I’m writing a NIC driver for the Kinetis K64 to be used in your stack. I’m being picky here as I’m finding misleading/confusing information. On the web page: http://www.freertos.org/FreeRTOS-Plus/FreeRTOSPlusTCP/EmbeddedEthernetPorting.html#creatingazerocopynetworkportlayer in the section: Functions Provided by the TCP/IP Stack For Use By The Port Layer the following is stated: pucGetNetworkBuffer() – Obtains just a network buffer, without a network buffer descriptor. This function is normally only used in zero copy interfaces to allocate buffers to DMA descriptors. I don’t believe that is a true statement as the function pucGetNetworkBuffer() is defined in BufferAllocation2.c not “1.c” which is associated with zero copy AND the function call malloc to allocate a buffer … which again is not zero-copy related. I suggest rewording the paragraph and state: Obtains just a network buffer, without a network buffer descriptor. This function is NOT used in zero copy interfaces to allocate buffers to DMA descriptors.
I think the BufferAllocation1.c and BufferAllocation2.c have just evolved at different times. Why can BufferAllocation_2.c not be used in a zero copy driver? Perhaps it would be better to ensure both allocation schemes provide the same interface to the stack and the same functionality as each other – in which case we probably need to add some code in.
I’ve gone over the port page multiple times. I suspect zero-copy/BufferAllocation1.c came after BufferAllocation2.c. Calls by the same function take different type arguments and your implementation example has several bugs which I suspect is do to zero-copy maturing over time but the implementation example forgotten. I propose a much cleaner zero-copy transmit process than what your describe (switching ethernet buffers pointers, etc — as the ethernet buffer is directly tied to its network buffer with the network buffer address embeded at the start of the ethernet buffer. The example says to return the buffer with the buffer’s pointer to the ethernet buffer being nulled out and then returning the ethernet buffer after the transmit is completed. I’ve looked at the stack functions that are suggested to be called and none of them do any conditional work if the ethernet buffer is null or not.
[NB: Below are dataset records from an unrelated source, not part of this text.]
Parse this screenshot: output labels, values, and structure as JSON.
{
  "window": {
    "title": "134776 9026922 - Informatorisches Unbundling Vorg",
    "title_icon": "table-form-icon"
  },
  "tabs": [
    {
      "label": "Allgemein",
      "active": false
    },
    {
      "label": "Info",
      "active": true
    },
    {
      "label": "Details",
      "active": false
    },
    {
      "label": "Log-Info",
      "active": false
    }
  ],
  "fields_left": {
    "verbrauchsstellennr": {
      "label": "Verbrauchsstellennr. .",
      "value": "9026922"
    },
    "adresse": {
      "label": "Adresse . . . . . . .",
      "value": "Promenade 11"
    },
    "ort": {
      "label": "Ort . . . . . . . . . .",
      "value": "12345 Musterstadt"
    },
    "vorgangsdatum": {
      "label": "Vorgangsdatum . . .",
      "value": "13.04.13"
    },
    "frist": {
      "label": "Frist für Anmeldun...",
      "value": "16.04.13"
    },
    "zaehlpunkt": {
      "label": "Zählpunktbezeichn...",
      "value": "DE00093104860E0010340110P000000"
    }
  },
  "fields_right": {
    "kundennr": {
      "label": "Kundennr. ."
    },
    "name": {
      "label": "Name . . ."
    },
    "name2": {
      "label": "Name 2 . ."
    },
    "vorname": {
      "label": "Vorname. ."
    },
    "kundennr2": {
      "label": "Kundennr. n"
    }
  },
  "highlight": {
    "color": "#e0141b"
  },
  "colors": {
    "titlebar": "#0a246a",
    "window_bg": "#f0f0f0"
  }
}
I suggest NOT performing any action on the buffer until after the transmit is completed. In the interupt, obtain the DMA address and acquie the pointer to the Network buffer position at the front of the ethernet buffer. Then just return buffer and descriptor in ISR … no swapping and all the other mess explained in your example goes away. Just my opinion.
Hi Joe – thanks for your feedback. I think the differences between the the _1.c and _2.c implementations comes mainly from the fact that focus goes from one to the other over time, so they are not necessarily in step with each other. Your posts have raised some good points so I will try and clean this up, and update the documentation accordingly.